Tel qu’il est actuellement en vigueur, l’état d’urgence n’est donc pas inédit dans l’histoire de la société française contemporaine. Pourtant, il serait réducteur d’ancrer la situation actuelle dans la parfaite continuité des expériences passées. Sans aucun doute, il convient de porter un regard à la fois critique et historique sur le contexte de 2015 pour en comprendre les spécificités et les points saillants.
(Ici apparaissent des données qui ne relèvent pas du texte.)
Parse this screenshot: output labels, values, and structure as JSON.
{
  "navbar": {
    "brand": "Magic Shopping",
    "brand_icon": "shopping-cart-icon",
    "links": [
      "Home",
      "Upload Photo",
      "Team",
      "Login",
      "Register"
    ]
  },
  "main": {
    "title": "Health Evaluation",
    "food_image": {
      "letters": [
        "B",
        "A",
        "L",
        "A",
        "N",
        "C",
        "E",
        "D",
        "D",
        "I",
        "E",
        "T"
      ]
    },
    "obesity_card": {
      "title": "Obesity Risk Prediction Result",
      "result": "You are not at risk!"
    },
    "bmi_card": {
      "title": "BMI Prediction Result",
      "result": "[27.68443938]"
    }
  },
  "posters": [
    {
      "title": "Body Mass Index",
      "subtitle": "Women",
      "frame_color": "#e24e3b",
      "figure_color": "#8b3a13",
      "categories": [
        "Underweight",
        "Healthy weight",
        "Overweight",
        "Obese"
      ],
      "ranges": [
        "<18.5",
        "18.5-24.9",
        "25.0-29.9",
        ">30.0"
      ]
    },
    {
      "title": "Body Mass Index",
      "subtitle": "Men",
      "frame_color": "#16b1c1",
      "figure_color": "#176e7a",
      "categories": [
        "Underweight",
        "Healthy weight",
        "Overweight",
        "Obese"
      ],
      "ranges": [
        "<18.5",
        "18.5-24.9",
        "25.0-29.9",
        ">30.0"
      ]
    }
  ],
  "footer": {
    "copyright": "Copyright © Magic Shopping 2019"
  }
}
Surtout, il faut aller au-delà de l’effet d’annonce que sous-tend l’état d’urgence comme mode de fonctionnement extraordinaire de la vie en société : d’une part, l’ensemble des mesures actuellement prises en France ne prennent pas leur fondement dans cette loi, d’autre part, depuis ses origines, la République française s’est bâtie autour de crises
et de logiques d’exception en réaction à ces dernières. Il faut avoir à l’esprit que de nombreuses règlementations instaurent ou ont instauré des mesures exceptionnelles, extraordinaires ou dérogatoires au droit commun. L’histoire peut apporter des éléments de compréhension de cette logique qui interpelle.

État d’urgence, état de siège et situation de “guerre” ?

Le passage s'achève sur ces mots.